Люди на площі, відкриття символу музею

Restored and Intact: Statue of “Girl with Ears of Grain” Is Back

29 September 2020

On September 29, 2020, one of the main symbols of the complex, the sculpture “Bitter Memory of Childhood”, was returned to the exposition of the National Museum of the Holodomor Genocide.

This sculpture symbolizes the memory of 3.5 million children killed by starvation during the genocide of the Ukrainian nation in 1932–1933, as well as of those who survived but did not have a childhood. The girl is holding five ears of grain, which remind of the Resolution of August 7, 1932, “On Safekeeping the Property of State Enterprises, Collective Farms and Cooperatives and Strengthening the Public (Socialist) Property”, mor commonly known as the “Law of Five Ears of Grain”.

The speakers of the presentation were Olesia Stasiuk, Director General of the National Museum of the Holodomor Genocide, Oleksandr Tkachenko, Minister of Culture and Information Policy of Ukraine, Anton Gerashchenko, Deputy Minister of Internal Affairs of Ukraine, and Serhii Kasianchuk, Director of the Ukrainian World Congress Office in Ukraine.

“This statue has become a symbol not only in Ukraine, but also in many countries around the world. Many famous people and institutions in Ukraine and abroad reacted to this act of vandalism. As long as we live, we must remember. It is a symbol of what happened in 1932-1933. Memory cannot be erased,” Oleksandr Tkachenko, Minister of Culture and Information Policy of Ukraine, said.
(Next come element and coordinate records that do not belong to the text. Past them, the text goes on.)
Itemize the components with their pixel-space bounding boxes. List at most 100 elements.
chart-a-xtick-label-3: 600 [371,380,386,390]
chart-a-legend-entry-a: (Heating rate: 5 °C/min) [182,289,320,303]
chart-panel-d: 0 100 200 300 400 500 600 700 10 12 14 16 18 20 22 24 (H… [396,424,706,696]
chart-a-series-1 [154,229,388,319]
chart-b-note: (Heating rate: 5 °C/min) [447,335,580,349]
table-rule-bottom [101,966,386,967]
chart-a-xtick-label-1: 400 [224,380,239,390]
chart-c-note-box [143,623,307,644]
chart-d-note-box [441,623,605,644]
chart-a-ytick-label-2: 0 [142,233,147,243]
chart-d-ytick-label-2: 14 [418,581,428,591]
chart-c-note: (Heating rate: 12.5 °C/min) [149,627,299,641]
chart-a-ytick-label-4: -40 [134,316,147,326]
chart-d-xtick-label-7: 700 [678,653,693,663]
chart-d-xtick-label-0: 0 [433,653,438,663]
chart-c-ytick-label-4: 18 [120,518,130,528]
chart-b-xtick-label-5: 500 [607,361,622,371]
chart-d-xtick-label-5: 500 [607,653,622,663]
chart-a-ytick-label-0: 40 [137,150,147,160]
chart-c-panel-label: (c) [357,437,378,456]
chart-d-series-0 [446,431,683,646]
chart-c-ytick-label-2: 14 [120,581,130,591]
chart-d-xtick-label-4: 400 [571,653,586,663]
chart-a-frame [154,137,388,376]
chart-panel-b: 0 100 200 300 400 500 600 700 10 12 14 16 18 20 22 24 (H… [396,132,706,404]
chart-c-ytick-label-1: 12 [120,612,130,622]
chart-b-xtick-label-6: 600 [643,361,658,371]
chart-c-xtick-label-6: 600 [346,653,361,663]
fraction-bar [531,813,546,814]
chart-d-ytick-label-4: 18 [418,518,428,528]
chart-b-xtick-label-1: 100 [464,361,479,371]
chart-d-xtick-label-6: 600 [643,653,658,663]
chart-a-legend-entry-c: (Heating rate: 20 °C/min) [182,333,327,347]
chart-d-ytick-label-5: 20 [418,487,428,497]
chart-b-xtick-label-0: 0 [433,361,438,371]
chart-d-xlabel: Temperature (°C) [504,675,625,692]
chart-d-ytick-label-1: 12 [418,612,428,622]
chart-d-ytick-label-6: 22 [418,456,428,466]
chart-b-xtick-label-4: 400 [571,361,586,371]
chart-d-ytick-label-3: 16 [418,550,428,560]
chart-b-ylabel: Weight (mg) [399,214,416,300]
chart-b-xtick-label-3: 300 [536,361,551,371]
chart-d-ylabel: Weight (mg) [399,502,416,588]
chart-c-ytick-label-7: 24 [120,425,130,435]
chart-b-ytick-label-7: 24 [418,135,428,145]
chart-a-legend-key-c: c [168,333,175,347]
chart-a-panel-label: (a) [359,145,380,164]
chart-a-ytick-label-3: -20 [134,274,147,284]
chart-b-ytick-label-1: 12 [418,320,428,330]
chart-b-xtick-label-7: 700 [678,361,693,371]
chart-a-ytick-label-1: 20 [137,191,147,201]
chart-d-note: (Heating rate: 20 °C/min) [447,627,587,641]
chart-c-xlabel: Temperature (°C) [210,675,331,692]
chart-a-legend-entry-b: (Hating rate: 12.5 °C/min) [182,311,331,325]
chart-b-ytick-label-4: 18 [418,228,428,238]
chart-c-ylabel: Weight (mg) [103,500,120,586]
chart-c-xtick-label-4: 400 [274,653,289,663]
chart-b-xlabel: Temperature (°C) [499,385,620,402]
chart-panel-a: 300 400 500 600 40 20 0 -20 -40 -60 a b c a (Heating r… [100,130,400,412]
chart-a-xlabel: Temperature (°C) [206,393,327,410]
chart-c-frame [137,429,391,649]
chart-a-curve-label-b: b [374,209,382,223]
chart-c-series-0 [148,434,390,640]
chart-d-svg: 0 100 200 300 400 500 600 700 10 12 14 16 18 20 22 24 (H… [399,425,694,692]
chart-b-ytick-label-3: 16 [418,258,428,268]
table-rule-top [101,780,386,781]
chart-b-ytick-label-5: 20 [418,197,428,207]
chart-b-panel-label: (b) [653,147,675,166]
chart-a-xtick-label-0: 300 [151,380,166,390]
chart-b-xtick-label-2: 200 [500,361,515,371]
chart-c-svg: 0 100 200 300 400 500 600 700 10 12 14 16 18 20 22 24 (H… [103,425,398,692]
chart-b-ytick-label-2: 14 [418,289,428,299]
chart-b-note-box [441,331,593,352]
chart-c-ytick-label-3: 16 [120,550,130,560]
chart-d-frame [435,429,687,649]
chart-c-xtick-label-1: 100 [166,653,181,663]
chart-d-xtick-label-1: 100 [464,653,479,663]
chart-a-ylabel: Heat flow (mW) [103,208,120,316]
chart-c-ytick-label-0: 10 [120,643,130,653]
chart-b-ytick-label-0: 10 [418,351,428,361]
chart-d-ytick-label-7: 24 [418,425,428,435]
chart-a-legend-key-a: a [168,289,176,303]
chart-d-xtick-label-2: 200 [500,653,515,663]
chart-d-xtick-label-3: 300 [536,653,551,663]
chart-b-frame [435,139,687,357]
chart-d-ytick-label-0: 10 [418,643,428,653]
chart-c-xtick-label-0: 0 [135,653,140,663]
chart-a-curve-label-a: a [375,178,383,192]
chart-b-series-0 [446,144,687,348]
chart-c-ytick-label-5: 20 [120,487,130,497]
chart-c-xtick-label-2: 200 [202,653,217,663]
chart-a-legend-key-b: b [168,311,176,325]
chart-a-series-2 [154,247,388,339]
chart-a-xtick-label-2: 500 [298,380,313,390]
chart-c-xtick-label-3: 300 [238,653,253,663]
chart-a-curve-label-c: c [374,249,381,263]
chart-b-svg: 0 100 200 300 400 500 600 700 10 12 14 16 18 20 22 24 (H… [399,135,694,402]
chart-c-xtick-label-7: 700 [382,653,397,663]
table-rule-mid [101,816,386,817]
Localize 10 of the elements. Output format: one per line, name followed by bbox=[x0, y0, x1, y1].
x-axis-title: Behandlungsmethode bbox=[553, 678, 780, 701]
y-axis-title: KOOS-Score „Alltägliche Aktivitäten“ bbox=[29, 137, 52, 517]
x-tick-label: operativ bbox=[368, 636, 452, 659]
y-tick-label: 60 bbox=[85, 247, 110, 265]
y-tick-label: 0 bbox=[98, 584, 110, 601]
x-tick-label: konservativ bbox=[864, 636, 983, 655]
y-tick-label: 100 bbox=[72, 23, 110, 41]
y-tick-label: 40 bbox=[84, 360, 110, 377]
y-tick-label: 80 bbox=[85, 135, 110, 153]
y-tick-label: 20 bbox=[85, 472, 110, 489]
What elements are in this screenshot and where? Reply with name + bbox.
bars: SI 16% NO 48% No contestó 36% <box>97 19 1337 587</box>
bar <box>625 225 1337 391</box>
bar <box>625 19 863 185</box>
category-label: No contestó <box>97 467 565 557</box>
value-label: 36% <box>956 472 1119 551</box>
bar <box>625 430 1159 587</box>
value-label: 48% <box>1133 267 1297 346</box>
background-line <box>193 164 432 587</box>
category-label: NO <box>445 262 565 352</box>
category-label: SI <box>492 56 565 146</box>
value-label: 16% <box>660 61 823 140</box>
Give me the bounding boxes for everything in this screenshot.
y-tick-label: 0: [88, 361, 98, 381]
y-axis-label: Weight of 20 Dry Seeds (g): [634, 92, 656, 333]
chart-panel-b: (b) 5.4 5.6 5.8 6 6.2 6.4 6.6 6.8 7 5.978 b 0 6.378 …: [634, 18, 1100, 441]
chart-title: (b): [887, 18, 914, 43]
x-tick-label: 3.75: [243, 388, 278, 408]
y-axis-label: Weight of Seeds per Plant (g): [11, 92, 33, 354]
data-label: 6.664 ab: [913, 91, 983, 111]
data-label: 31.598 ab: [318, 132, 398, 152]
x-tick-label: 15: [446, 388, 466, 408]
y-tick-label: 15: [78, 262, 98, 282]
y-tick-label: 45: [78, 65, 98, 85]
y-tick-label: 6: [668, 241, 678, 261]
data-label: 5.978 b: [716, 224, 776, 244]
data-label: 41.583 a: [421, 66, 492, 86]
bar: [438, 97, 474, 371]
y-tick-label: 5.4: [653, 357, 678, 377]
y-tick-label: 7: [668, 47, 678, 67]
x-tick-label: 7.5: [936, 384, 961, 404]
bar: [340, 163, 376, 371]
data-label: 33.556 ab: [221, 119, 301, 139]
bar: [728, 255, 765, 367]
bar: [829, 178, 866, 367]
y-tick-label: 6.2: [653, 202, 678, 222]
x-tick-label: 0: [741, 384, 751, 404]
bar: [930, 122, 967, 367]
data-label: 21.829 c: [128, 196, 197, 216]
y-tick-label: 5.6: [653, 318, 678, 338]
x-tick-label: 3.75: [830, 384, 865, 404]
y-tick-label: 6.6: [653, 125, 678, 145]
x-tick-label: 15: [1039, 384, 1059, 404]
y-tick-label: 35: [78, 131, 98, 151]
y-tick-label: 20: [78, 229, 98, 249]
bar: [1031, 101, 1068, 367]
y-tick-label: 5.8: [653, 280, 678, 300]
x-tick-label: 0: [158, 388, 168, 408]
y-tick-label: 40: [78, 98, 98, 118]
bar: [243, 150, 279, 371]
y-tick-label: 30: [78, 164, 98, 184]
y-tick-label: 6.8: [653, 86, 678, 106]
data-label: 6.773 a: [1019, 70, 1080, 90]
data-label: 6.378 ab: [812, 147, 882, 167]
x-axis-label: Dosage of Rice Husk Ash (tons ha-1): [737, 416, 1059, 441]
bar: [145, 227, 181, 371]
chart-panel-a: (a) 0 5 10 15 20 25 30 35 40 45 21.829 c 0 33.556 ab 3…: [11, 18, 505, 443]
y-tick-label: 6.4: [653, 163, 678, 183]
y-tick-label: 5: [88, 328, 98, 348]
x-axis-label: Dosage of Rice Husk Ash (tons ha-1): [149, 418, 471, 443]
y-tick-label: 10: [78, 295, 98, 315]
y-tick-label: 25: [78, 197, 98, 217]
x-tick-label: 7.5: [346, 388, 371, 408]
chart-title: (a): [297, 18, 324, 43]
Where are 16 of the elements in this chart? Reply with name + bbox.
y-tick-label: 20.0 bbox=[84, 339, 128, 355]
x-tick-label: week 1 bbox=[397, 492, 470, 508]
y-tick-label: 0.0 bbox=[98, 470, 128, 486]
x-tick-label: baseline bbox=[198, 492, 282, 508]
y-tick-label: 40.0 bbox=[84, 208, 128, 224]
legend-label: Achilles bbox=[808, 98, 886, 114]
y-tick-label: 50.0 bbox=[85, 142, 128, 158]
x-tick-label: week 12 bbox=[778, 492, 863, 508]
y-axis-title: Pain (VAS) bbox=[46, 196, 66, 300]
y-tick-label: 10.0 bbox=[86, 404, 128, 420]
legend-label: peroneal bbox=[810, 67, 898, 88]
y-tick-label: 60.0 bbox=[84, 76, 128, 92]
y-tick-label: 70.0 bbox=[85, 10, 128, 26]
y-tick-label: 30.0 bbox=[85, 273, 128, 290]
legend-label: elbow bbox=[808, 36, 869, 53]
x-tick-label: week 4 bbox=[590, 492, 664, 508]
The President of Ukraine reacted to the act of vandalism by calling on the police to conduct the necessary investigation, define the crime and report on the progress of the investigation. Police have previously defined the damage to the monument near the Holodomor Museum as hooliganism.

“We continue to search for those desecrated the sculpture. I hope we find them. No one has the right to do such actions against the symbols of Ukrainian memory. Now, the territory of the museum is under constant video surveillance, the cameras are connected to the Safe City system, and the search for the vandals continues,” Anton Gerashchenko, Deputy Minister of Internal Affairs of Ukraine.

Immediately after the desecration of the monument, the Consulate General of Ukraine in San Francisco, 22nd Prime Minister of Canada Stephen Harper, Canadian politician James Besan, member of the House of Commons of Canada Yvan Baker, Ukrainian World Congress, Holodomor Awareness Committee in the United States, President American-Ukrainian Business Council Morgan Williams and others reacted to the incident.

Serhii Kasianchuk, Director of the Ukrainian World Congress Office in Ukraine, “It really hurts. The event shocked Ukrainians. The act of vandalism against the sculpture is symbolic. For decades, they tried to destroy and erase the memories of the genocide. Restoration of this monument indicates the steps to restore our memory. We feel this struggle all over the world. “

“This is not the first act of desacration of the symbol of remembrance of the horrific crime committed by the Communist regime against the Ukrainian nation. Several years ago, vandals spray-painted sculptures of angels, smashed plaques with the names of villages listed on blackboards, tore down lamps, and destroyed the pedestal of the Bitter Memory of Childhood sculpture.

At the same time, ‘The Girl with the Ears of Grain’, or, as we recently learned from the National Police, ‘Oksanka’, is perhaps the most important symbol of the museum, which is familiar to everyone who enters the museum,” Olesia Stasiuk, Director General of the Holodomor Museum said.

We remind that on the night of August 21–22, vandals attempted to destroy the sculpture on the territory of the National Museum of the Holodomor Genocide. However, the sculpture was not seriously damaged.